PCI Service Provider Dilemma: A Chain Can Control The Manager But Not The Managed

When a retailer outsources any function to a third party, it can protect itself through legal contracts (the threat to sue) and through early termination or simply not renewing the service (the threat to stop giving the third party money). But in the PCI payment-card-data-protection world, responsibilities and punishment for non-performance become a lot murkier.

In this week's PCI column, Walter Conway makes an eloquent argument that chains must take special care to protect their data when changing processors. But Walt only briefly touches on the responsibility issues involving those processors. In Requirement PCI 12.8, the PCI powers-that-be mandate that the retailer properly manage the service provider, but they don't say what happens if the service provider does something wrong anyway.

Consider a Fortune 500 manufacturer's VP of Sales and Marketing. Let's say she's put in charge of managing a large advertising agency doing work for the chain. When things go wrong with that agency, the CEO might ask her what's happening. But after the CEO reviews E-mails and sees that the VP did indeed instruct the agency properly—and that she tried to monitor that provider as closely as practical—he is satisfied that she is not at fault. Let's call that Action Responsibility, where you're responsible only for your own actions.

But during the same day, the CEO also learns that a huge client prospect has slipped away into the coffers of a direct rival. In that case, even though the sales VP did everything properly, all sales execs knows that a dead account is their fault, regardless of what they did.

This is the same rationale that holds that a CEO is at fault for major company problems even if he did not personally do anything wrong. It simply comes with the territory. This point could be called Results Responsibility, where you're responsible for whatever happens in your area, either through your own actions or the actions of people who report to you on projects for which you are responsible.

Does PCI 12.8 see retailers as having Action Responsibility or Results Responsibility? And which should they have?

Requirement 12.8 speaks to a rule that a retailer must do a range of things to properly manage the service provider. But it's mum on what happens if the service provider opts to ignore your dutiful management efforts.

The phrasing in subsection 12.8.2 gets the closest by saying "Maintain a written agreement that includes an acknowledgement that the service providers are responsible for the security of cardholder data the service providers possess." But it still doesn't say whether the retailer is responsible should that properly managed service provider get breached.
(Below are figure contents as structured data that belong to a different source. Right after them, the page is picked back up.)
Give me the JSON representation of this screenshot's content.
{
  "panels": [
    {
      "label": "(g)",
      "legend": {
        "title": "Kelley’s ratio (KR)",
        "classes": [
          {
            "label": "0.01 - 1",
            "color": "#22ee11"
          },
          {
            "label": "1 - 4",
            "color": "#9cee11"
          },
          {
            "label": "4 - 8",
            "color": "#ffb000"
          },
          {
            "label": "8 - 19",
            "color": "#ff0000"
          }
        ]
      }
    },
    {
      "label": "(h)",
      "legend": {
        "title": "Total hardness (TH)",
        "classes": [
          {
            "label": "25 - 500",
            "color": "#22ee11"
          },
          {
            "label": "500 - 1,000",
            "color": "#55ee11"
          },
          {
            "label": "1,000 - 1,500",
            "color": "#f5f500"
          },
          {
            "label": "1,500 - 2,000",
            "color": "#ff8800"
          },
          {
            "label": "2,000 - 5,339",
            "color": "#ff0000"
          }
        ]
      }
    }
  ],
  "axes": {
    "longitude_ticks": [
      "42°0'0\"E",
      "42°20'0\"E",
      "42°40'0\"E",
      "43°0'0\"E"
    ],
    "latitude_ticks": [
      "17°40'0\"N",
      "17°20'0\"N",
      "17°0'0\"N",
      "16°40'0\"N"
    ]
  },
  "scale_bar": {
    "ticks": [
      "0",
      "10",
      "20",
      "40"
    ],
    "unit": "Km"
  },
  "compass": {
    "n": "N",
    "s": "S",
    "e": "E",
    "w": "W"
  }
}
A parent can give all of the proper instructions to a child, but if the child disobeys and breaks the vase in the shop, the parent is still responsible. Is that the intent here? Sure, the retailer can always sue the wayward service provider. But that sidesteps the issue of PCI responsibility. Where does it stop?

The payment landscape is sharply changing. Companies—such as Blippy—are actively using payment card data, even though they may not accept payment card payments. To be precise, the data they are using has nothing to do with the data they are getting if they do choose to accept a credit card. And yet those companies are clear of any PCI responsibilities.

Mobile companies—led by Apple—are trying to carve out a new payment environment where mobile charges appear on a carrier's bill. If Apple, for example, uses iTunes to process payments and another company uses eBay's PayPal, how does that play into PCI?

Perhaps we are at a stage where PCI needs to expand to anyone who uses credit and debit transactions? Perhaps a processor and other outsourced services should, in effect, have to subcontract PCI responsibilities from the retailers. That way, if a processor screws up and a chain's data is damaged, any fines and punishment would go directly to that processor and not impact the retailer at all.

Responsibility should have its basis in fairness. And with today's expanding payment arenas, fairness is something we're seeing far less of.